Lundi 14 janvier 2019, 14h-16h30, MMSH, salle 1

avec Célia Lamblin (sociologue, AMU, CNRS, LAMES, IRD, LPED) & Farida Souiah (politiste, AMU, CNRS, LAMES,LabexMed)

Discutante : Myriam Catusse (Politiste, CNRS, IREMAM)

« Du Delta du Nil au 19° arrondissement de Paris : quand les familles(s’)investissent dans la migration des jeunes égyptiens en France », Célia Lamblin (sociologue, AMU, CNRS, LAMES, IRD, LPED).

Les émigrations égyptiennes correspondent à un phénomène ancien, durable aussi invisible qu’inégalement réparti dans le monde. Loin de se présenter comme le résultat de projets individuels, les parcours migratoires des jeunes égyptiens révèlent les mutations sociales en cours en Égypte.Pourvoyeuses des fonds indispensables à la migration, les familles(s’)investissent dans le voyage. Lors de cette communication, nous montrerons de quelle manière les familles s’avèrent souvent être une ressource déterminante dans le passage de l’information, dans l’accompagnement ainsi que dans l’assistance à tout moment de la migration.

« Les « brûleurs » de frontières en Algérie et en Tunisie : imaginaires et itinéraires migratoires », Farida Souiah (politiste, AMU, CNRS, LAMES, LabexMed).

Au Maghreb, le phénomène migratoire des « brûleurs » de frontières – ceux qui tentent de quitter leur pays sur des embarcations de fortunes sans passeport ni visa – concerne avant tout les jeunes hommes de quartiers populaires.
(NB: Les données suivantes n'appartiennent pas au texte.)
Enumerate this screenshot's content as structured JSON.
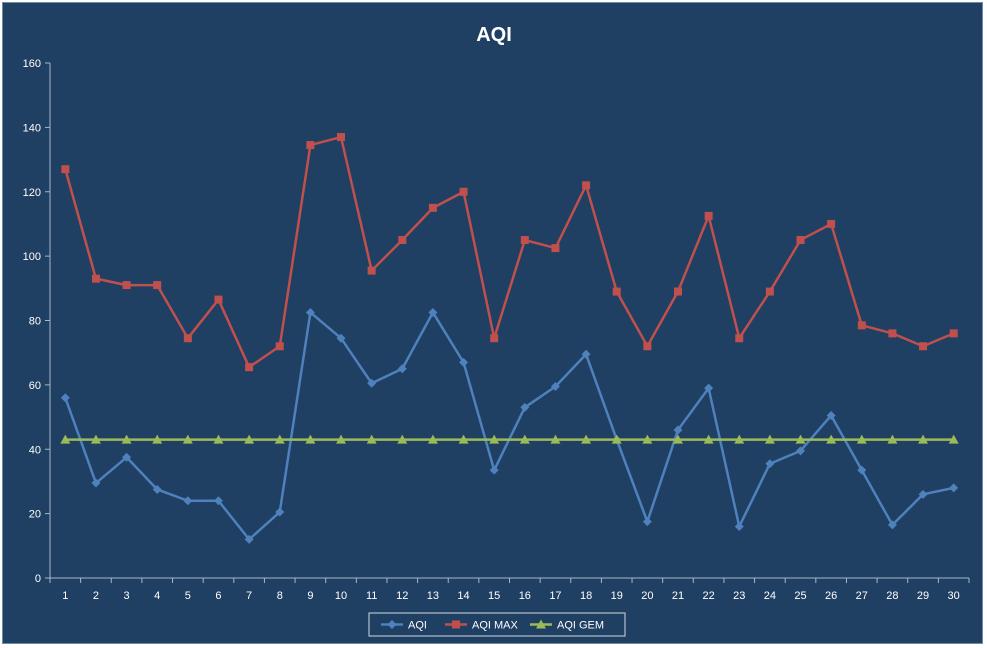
{
  "chart_data": {
    "type": "line",
    "title": "AQI",
    "xlabel": "",
    "ylabel": "",
    "categories": [
      "1",
      "2",
      "3",
      "4",
      "5",
      "6",
      "7",
      "8",
      "9",
      "10",
      "11",
      "12",
      "13",
      "14",
      "15",
      "16",
      "17",
      "18",
      "19",
      "20",
      "21",
      "22",
      "23",
      "24",
      "25",
      "26",
      "27",
      "28",
      "29",
      "30"
    ],
    "ylim": [
      0,
      160
    ],
    "yticks": [
      0,
      20,
      40,
      60,
      80,
      100,
      120,
      140,
      160
    ],
    "grid": false,
    "legend": "bottom",
    "series": [
      {
        "name": "AQI",
        "color": "#4f81bd",
        "marker": "diamond",
        "values": [
          56,
          29.5,
          37.5,
          27.5,
          24,
          24,
          12,
          20.5,
          82.5,
          74.5,
          60.5,
          65,
          82.5,
          67,
          33.5,
          53,
          59.5,
          69.5,
          43,
          17.5,
          46,
          59,
          16,
          35.5,
          39.5,
          50.5,
          33.5,
          16.5,
          26,
          28
        ]
      },
      {
        "name": "AQI MAX",
        "color": "#c0504d",
        "marker": "square",
        "values": [
          127,
          93,
          91,
          91,
          74.5,
          86.5,
          65.5,
          72,
          134.5,
          137,
          95.5,
          105,
          115,
          120,
          74.5,
          105,
          102.5,
          122,
          89,
          72,
          89,
          112.5,
          74.5,
          89,
          105,
          110,
          78.5,
          76,
          72,
          76
        ]
      },
      {
        "name": "AQI GEM",
        "color": "#9bbb59",
        "marker": "triangle",
        "values": [
          43,
          43,
          43,
          43,
          43,
          43,
          43,
          43,
          43,
          43,
          43,
          43,
          43,
          43,
          43,
          43,
          43,
          43,
          43,
          43,
          43,
          43,
          43,
          43,
          43,
          43,
          43,
          43,
          43,
          43
        ]
      }
    ]
  }
}
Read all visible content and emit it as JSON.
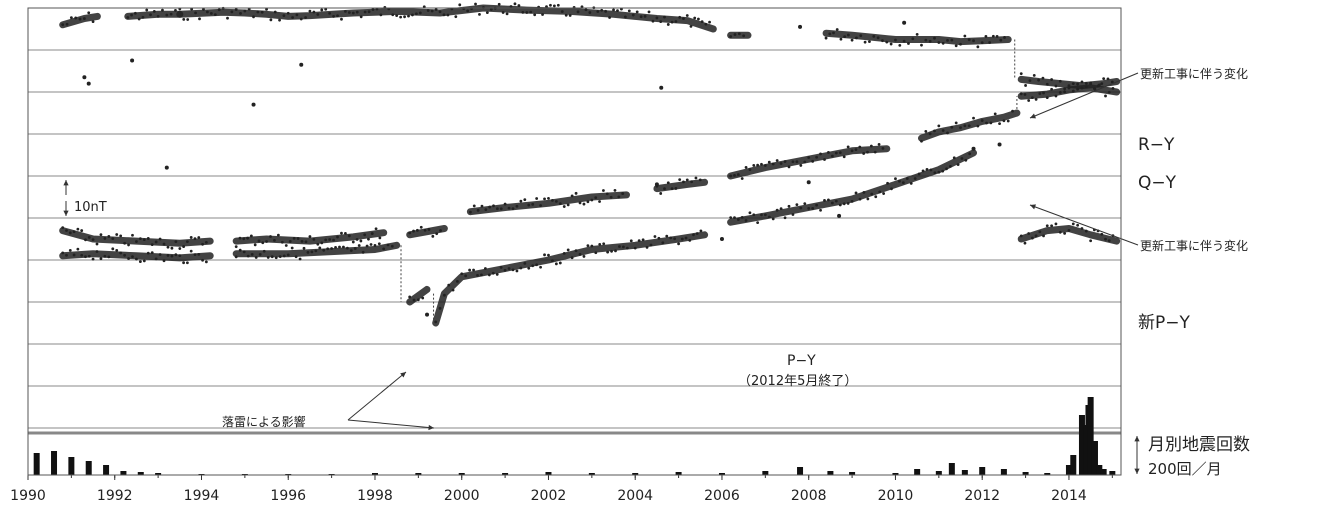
{
  "chart_data": {
    "type": "scatter",
    "x_axis": {
      "min": 1990,
      "max": 2015.2,
      "tick_labels": [
        "1990",
        "1992",
        "1994",
        "1996",
        "1998",
        "2000",
        "2002",
        "2004",
        "2006",
        "2008",
        "2010",
        "2012",
        "2014"
      ]
    },
    "grid": "horizontal",
    "series": [
      {
        "name": "R−Y",
        "color": "#222222",
        "segments": [
          [
            [
              1990.8,
              -4.0
            ],
            [
              1991.3,
              -2.5
            ],
            [
              1991.6,
              -2.0
            ]
          ],
          [
            [
              1992.3,
              -2.0
            ],
            [
              1993.0,
              -1.5
            ],
            [
              1993.5,
              -1.5
            ]
          ],
          [
            [
              1993.5,
              -1.5
            ],
            [
              1994.5,
              -1.0
            ],
            [
              1995.0,
              -1.2
            ],
            [
              1995.5,
              -1.5
            ],
            [
              1996.0,
              -2.0
            ],
            [
              1996.5,
              -1.8
            ],
            [
              1997.5,
              -1.2
            ],
            [
              1998.5,
              -0.8
            ],
            [
              1999.5,
              -1.2
            ],
            [
              2000.5,
              0.0
            ],
            [
              2001.5,
              -0.5
            ],
            [
              2002.5,
              -0.8
            ],
            [
              2003.5,
              -1.5
            ],
            [
              2004.5,
              -2.5
            ],
            [
              2005.2,
              -3.0
            ],
            [
              2005.8,
              -5.0
            ]
          ],
          [
            [
              2006.2,
              -6.5
            ],
            [
              2006.6,
              -6.5
            ]
          ],
          [
            [
              2008.4,
              -6.0
            ],
            [
              2009.0,
              -6.5
            ],
            [
              2009.5,
              -7.0
            ],
            [
              2010.0,
              -7.5
            ],
            [
              2010.5,
              -7.5
            ],
            [
              2011.0,
              -7.5
            ],
            [
              2011.5,
              -8.0
            ],
            [
              2012.0,
              -7.8
            ],
            [
              2012.6,
              -7.5
            ]
          ],
          [
            [
              2012.9,
              -17.0
            ],
            [
              2013.3,
              -17.5
            ],
            [
              2013.8,
              -18.0
            ],
            [
              2014.3,
              -18.5
            ],
            [
              2014.8,
              -18.0
            ],
            [
              2015.1,
              -17.5
            ]
          ]
        ],
        "outliers": [
          [
            1991.3,
            -16.5
          ],
          [
            1991.4,
            -18.0
          ],
          [
            1992.4,
            7.0
          ],
          [
            1992.4,
            -12.5
          ],
          [
            1995.2,
            7.0
          ],
          [
            1995.2,
            -23.0
          ],
          [
            1996.3,
            6.5
          ],
          [
            1996.3,
            -13.5
          ],
          [
            2004.6,
            -19.0
          ],
          [
            2007.8,
            -4.5
          ],
          [
            2010.2,
            -3.5
          ]
        ]
      },
      {
        "name": "Q−Y",
        "color": "#222222",
        "segments": [
          [
            [
              1990.8,
              -53.0
            ],
            [
              1991.5,
              -55.0
            ],
            [
              1992.5,
              -55.5
            ],
            [
              1993.5,
              -56.0
            ],
            [
              1994.2,
              -55.5
            ]
          ],
          [
            [
              1994.8,
              -55.5
            ],
            [
              1995.5,
              -55.0
            ],
            [
              1996.5,
              -55.5
            ],
            [
              1997.5,
              -54.5
            ],
            [
              1998.2,
              -53.5
            ]
          ],
          [
            [
              1998.8,
              -54.0
            ],
            [
              1999.6,
              -52.5
            ]
          ],
          [
            [
              2000.2,
              -48.5
            ],
            [
              2001.0,
              -47.5
            ],
            [
              2002.0,
              -46.5
            ],
            [
              2003.0,
              -45.0
            ],
            [
              2003.8,
              -44.5
            ]
          ],
          [
            [
              2004.5,
              -43.0
            ],
            [
              2005.2,
              -42.0
            ],
            [
              2005.6,
              -41.5
            ]
          ],
          [
            [
              2006.2,
              -40.0
            ],
            [
              2007.0,
              -38.0
            ],
            [
              2008.0,
              -36.0
            ],
            [
              2009.0,
              -34.0
            ],
            [
              2009.8,
              -33.5
            ]
          ],
          [
            [
              2010.6,
              -31.0
            ],
            [
              2011.0,
              -29.5
            ],
            [
              2011.5,
              -28.5
            ],
            [
              2012.0,
              -27.0
            ],
            [
              2012.5,
              -26.0
            ],
            [
              2012.8,
              -25.0
            ]
          ],
          [
            [
              2012.9,
              -21.0
            ],
            [
              2013.5,
              -20.5
            ],
            [
              2014.0,
              -19.5
            ],
            [
              2014.5,
              -19.0
            ],
            [
              2015.1,
              -20.0
            ]
          ]
        ],
        "outliers": [
          [
            1993.2,
            -38.0
          ],
          [
            2004.5,
            -42.0
          ],
          [
            2008.0,
            -41.5
          ]
        ]
      },
      {
        "name": "新P−Y",
        "color": "#222222",
        "segments": [
          [
            [
              2012.9,
              -55.0
            ],
            [
              2013.5,
              -53.0
            ],
            [
              2014.0,
              -52.5
            ],
            [
              2014.5,
              -54.0
            ],
            [
              2015.1,
              -55.5
            ]
          ]
        ],
        "outliers": []
      },
      {
        "name": "P−Y",
        "color": "#222222",
        "segments": [
          [
            [
              1990.8,
              -59.0
            ],
            [
              1991.5,
              -58.5
            ],
            [
              1992.5,
              -59.0
            ],
            [
              1993.5,
              -59.5
            ],
            [
              1994.2,
              -59.0
            ]
          ],
          [
            [
              1994.8,
              -58.5
            ],
            [
              1996.0,
              -58.5
            ],
            [
              1997.0,
              -58.0
            ],
            [
              1998.0,
              -57.5
            ],
            [
              1998.5,
              -56.5
            ]
          ],
          [
            [
              1998.8,
              -70.0
            ],
            [
              1999.2,
              -67.0
            ]
          ],
          [
            [
              1999.4,
              -75.0
            ],
            [
              1999.6,
              -68.0
            ],
            [
              2000.0,
              -64.0
            ],
            [
              2001.0,
              -62.0
            ],
            [
              2002.0,
              -60.0
            ],
            [
              2003.0,
              -57.5
            ],
            [
              2004.0,
              -56.5
            ],
            [
              2005.0,
              -55.0
            ],
            [
              2005.6,
              -54.0
            ]
          ],
          [
            [
              2006.2,
              -51.0
            ],
            [
              2007.0,
              -49.5
            ],
            [
              2008.0,
              -47.5
            ],
            [
              2009.0,
              -45.5
            ],
            [
              2010.0,
              -42.0
            ],
            [
              2011.0,
              -38.5
            ],
            [
              2011.8,
              -34.5
            ]
          ]
        ],
        "outliers": [
          [
            2011.8,
            -33.5
          ],
          [
            2012.4,
            -32.5
          ],
          [
            1999.2,
            -73.0
          ],
          [
            2006.0,
            -55.0
          ],
          [
            2008.7,
            -49.5
          ]
        ]
      }
    ],
    "earthquake_counts": {
      "label": "月別地震回数",
      "scale_label": "200回／月",
      "x": [
        1990.2,
        1990.6,
        1991.0,
        1991.4,
        1991.8,
        1992.2,
        1992.6,
        1993.0,
        1994.0,
        1995.0,
        1996.0,
        1997.0,
        1998.0,
        1999.0,
        2000.0,
        2001.0,
        2002.0,
        2003.0,
        2004.0,
        2005.0,
        2006.0,
        2007.0,
        2007.8,
        2008.5,
        2009.0,
        2010.0,
        2010.5,
        2011.0,
        2011.3,
        2011.6,
        2012.0,
        2012.5,
        2013.0,
        2013.5,
        2014.0,
        2014.1,
        2014.3,
        2014.4,
        2014.45,
        2014.5,
        2014.6,
        2014.7,
        2014.8,
        2015.0
      ],
      "values": [
        110,
        120,
        90,
        70,
        50,
        20,
        15,
        10,
        5,
        5,
        5,
        5,
        10,
        10,
        10,
        10,
        15,
        10,
        10,
        15,
        10,
        20,
        40,
        20,
        15,
        10,
        30,
        20,
        60,
        25,
        40,
        30,
        15,
        10,
        50,
        100,
        300,
        250,
        350,
        390,
        170,
        50,
        30,
        20
      ]
    },
    "annotations": [
      {
        "text": "更新工事に伴う変化",
        "x": 2012.8,
        "y": -9.0
      },
      {
        "text": "更新工事に伴う変化",
        "x": 2012.8,
        "y": -24.0
      },
      {
        "text": "落雷による影響",
        "x": 1998.7,
        "y": -73.0
      },
      {
        "text": "P−Y",
        "x": 2008.5,
        "y": -61.5
      },
      {
        "text": "（2012年5月終了）",
        "x": 2008.5,
        "y": -64.5
      },
      {
        "text": "10nT",
        "x": 1991.3,
        "y": -23.5
      }
    ]
  }
}
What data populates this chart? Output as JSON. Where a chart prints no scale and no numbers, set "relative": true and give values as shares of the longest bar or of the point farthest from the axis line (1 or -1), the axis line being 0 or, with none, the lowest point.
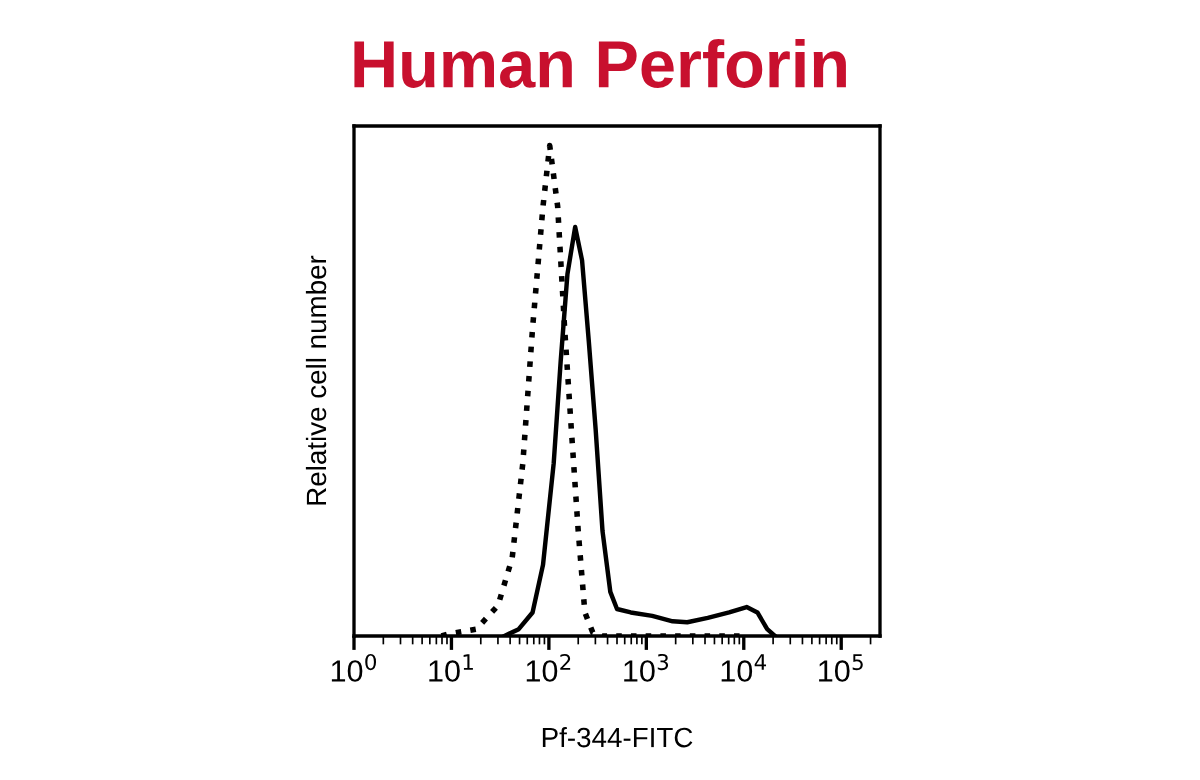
{
  "chart_data": {
    "type": "line",
    "title": "Human Perforin",
    "xlabel": "Pf-344-FITC",
    "ylabel": "Relative cell number",
    "relative": true,
    "log": "x",
    "xlim": [
      1,
      250000
    ],
    "xticks": [
      {
        "value": 1,
        "label": "10$^{0}$"
      },
      {
        "value": 10,
        "label": "10$^{1}$"
      },
      {
        "value": 100,
        "label": "10$^{2}$"
      },
      {
        "value": 1000,
        "label": "10$^{3}$"
      },
      {
        "value": 10000,
        "label": "10$^{4}$"
      },
      {
        "value": 100000,
        "label": "10$^{5}$"
      }
    ],
    "grid": false,
    "legend": false,
    "series": [
      {
        "color": "#000000",
        "line_style": "dotted",
        "x": [
          7.9,
          9.3,
          18,
          30,
          42,
          54,
          68,
          87,
          102,
          123,
          145,
          170,
          200,
          234,
          282,
          355,
          9800
        ],
        "values": [
          0,
          0.004,
          0.014,
          0.062,
          0.159,
          0.352,
          0.628,
          0.876,
          1.0,
          0.876,
          0.628,
          0.421,
          0.214,
          0.048,
          0.007,
          0,
          0
        ]
      },
      {
        "color": "#000000",
        "line_style": "solid",
        "x": [
          35,
          49,
          68,
          87,
          112,
          132,
          155,
          186,
          219,
          257,
          302,
          355,
          427,
          500,
          692,
          1150,
          1860,
          2630,
          4270,
          7080,
          10700,
          13800,
          17400,
          20900
        ],
        "values": [
          0,
          0.014,
          0.048,
          0.145,
          0.352,
          0.559,
          0.738,
          0.834,
          0.766,
          0.6,
          0.421,
          0.214,
          0.09,
          0.055,
          0.048,
          0.041,
          0.03,
          0.028,
          0.037,
          0.048,
          0.059,
          0.048,
          0.014,
          0
        ]
      }
    ]
  }
}
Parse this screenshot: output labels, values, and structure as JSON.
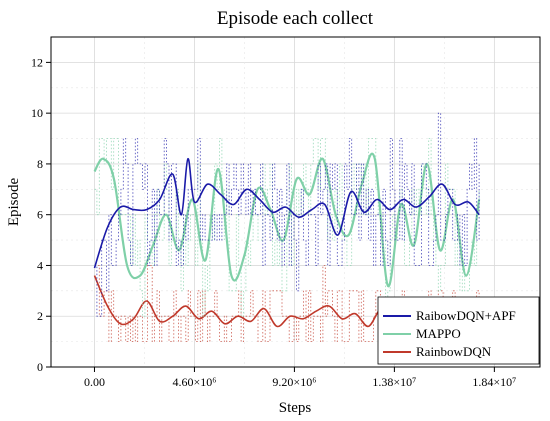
{
  "chart_data": {
    "type": "line",
    "title": "Episode each collect",
    "xlabel": "Steps",
    "ylabel": "Episode",
    "xlim": [
      -2000000,
      20500000
    ],
    "ylim": [
      0,
      13
    ],
    "x_ticks": [
      0,
      4600000,
      9200000,
      13800000,
      18400000
    ],
    "x_tick_labels": [
      "0.00",
      "4.60×10⁶",
      "9.20×10⁶",
      "1.38×10⁷",
      "1.84×10⁷"
    ],
    "y_ticks": [
      0,
      2,
      4,
      6,
      8,
      10,
      12
    ],
    "y_tick_labels": [
      "0",
      "2",
      "4",
      "6",
      "8",
      "10",
      "12"
    ],
    "grid": true,
    "legend_position": "bottom-right",
    "series": [
      {
        "name": "RaibowDQN+APF",
        "color": "#1a1aa8",
        "x": [
          0,
          600000,
          1200000,
          1800000,
          2400000,
          3000000,
          3600000,
          4000000,
          4300000,
          4600000,
          5200000,
          5800000,
          6400000,
          7000000,
          7600000,
          8200000,
          8800000,
          9400000,
          10000000,
          10600000,
          11200000,
          11800000,
          12400000,
          13000000,
          13600000,
          14200000,
          14800000,
          15400000,
          16000000,
          16600000,
          17200000,
          17700000
        ],
        "y": [
          3.9,
          5.5,
          6.3,
          6.2,
          6.2,
          6.6,
          7.6,
          6.0,
          8.2,
          6.5,
          7.2,
          6.8,
          6.4,
          7.0,
          6.6,
          6.1,
          6.3,
          5.9,
          6.2,
          6.4,
          5.2,
          6.9,
          6.1,
          6.6,
          6.2,
          6.6,
          6.3,
          6.7,
          7.2,
          6.4,
          6.5,
          6.0
        ]
      },
      {
        "name": "MAPPO",
        "color": "#7fd0a8",
        "x": [
          0,
          400000,
          900000,
          1500000,
          2100000,
          2700000,
          3300000,
          3900000,
          4500000,
          5100000,
          5700000,
          6300000,
          6900000,
          7500000,
          8100000,
          8700000,
          9300000,
          9900000,
          10500000,
          11100000,
          11700000,
          12300000,
          12900000,
          13500000,
          14100000,
          14700000,
          15300000,
          15900000,
          16500000,
          17100000,
          17700000
        ],
        "y": [
          7.7,
          8.2,
          7.4,
          4.0,
          3.6,
          4.8,
          6.0,
          4.6,
          6.6,
          4.2,
          7.8,
          3.6,
          4.4,
          7.0,
          6.2,
          5.0,
          7.4,
          6.8,
          8.2,
          6.0,
          5.2,
          7.2,
          8.2,
          3.2,
          6.4,
          4.8,
          8.0,
          4.6,
          6.6,
          3.6,
          6.6
        ]
      },
      {
        "name": "RainbowDQN",
        "color": "#c0392b",
        "x": [
          0,
          600000,
          1200000,
          1800000,
          2400000,
          3000000,
          3600000,
          4200000,
          4800000,
          5400000,
          6000000,
          6600000,
          7200000,
          7800000,
          8400000,
          9000000,
          9600000,
          10200000,
          10800000,
          11400000,
          12000000,
          12600000,
          13200000,
          13800000,
          14400000,
          15000000,
          15600000,
          16200000,
          16800000,
          17400000,
          17700000
        ],
        "y": [
          3.6,
          2.4,
          1.7,
          1.9,
          2.6,
          1.8,
          2.0,
          2.4,
          1.9,
          2.2,
          1.7,
          2.0,
          1.8,
          2.3,
          1.6,
          2.0,
          1.9,
          2.2,
          2.4,
          1.9,
          2.1,
          1.6,
          2.3,
          1.9,
          1.8,
          2.6,
          1.7,
          2.1,
          1.6,
          2.0,
          2.0
        ]
      }
    ]
  }
}
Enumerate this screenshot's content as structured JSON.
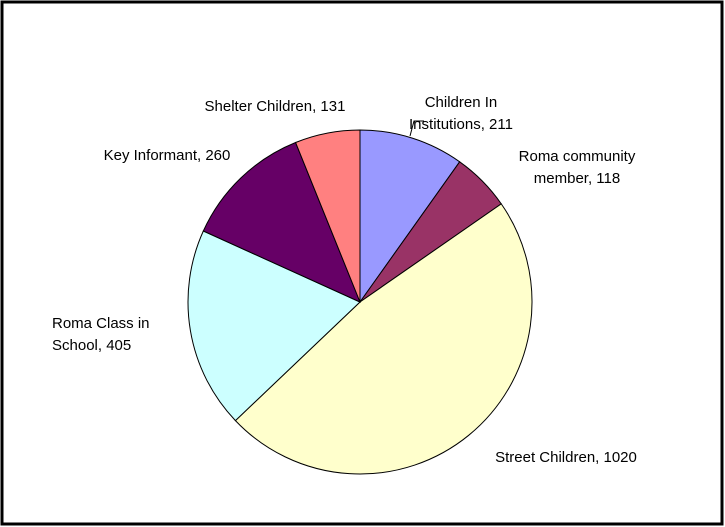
{
  "chart_data": {
    "type": "pie",
    "categories": [
      "Children In Institutions",
      "Roma community member",
      "Street Children",
      "Roma Class in School",
      "Key Informant",
      "Shelter Children"
    ],
    "values": [
      211,
      118,
      1020,
      405,
      260,
      131
    ],
    "value_labels": [
      "Children In\nInstitutions, 211",
      "Roma community\nmember, 118",
      "Street Children, 1020",
      "Roma Class in\nSchool, 405",
      "Key Informant, 260",
      "Shelter Children, 131"
    ],
    "colors": [
      "#9999ff",
      "#993366",
      "#ffffcc",
      "#ccffff",
      "#660066",
      "#ff8080"
    ]
  }
}
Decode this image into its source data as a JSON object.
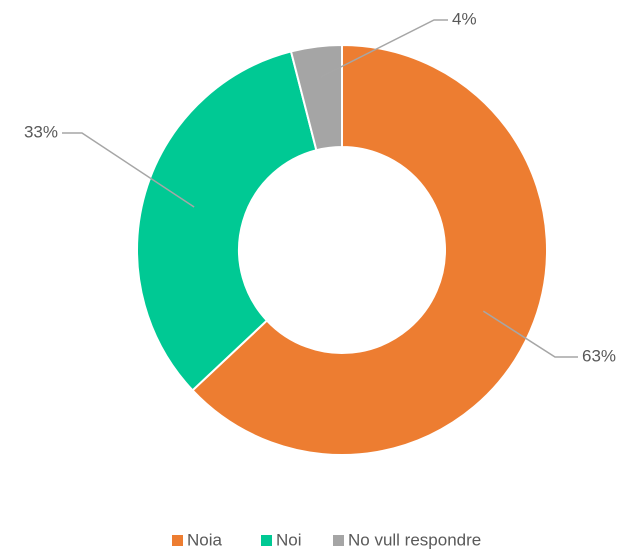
{
  "chart_data": {
    "type": "donut",
    "categories": [
      "Noia",
      "Noi",
      "No vull respondre"
    ],
    "values": [
      63,
      33,
      4
    ],
    "value_labels": [
      "63%",
      "33%",
      "4%"
    ],
    "colors": [
      "#ed7d31",
      "#00c994",
      "#a5a5a5"
    ],
    "legend": "bottom"
  }
}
En articulant la réflexion autour du genre, de la classe, et la génération, cette contribution interroge les désirs migratoires, les imaginaires, les réseaux et les parcours des « brûleurs » en Algérie et en Tunisie. Elle repose sur un matériel empirique riche et varié récolté dans le cadre d’une thèse de doctorat (IEP de Paris, 2009-2014) et d’un projet collectif, financé par le FNS (Fonds national suisse pour la recherche scientifique) et mené conjointement avec Simon Mastrangelo et Monika Salzbrunn (directrice du projet) à l’Université de Lausanne (2014-2017).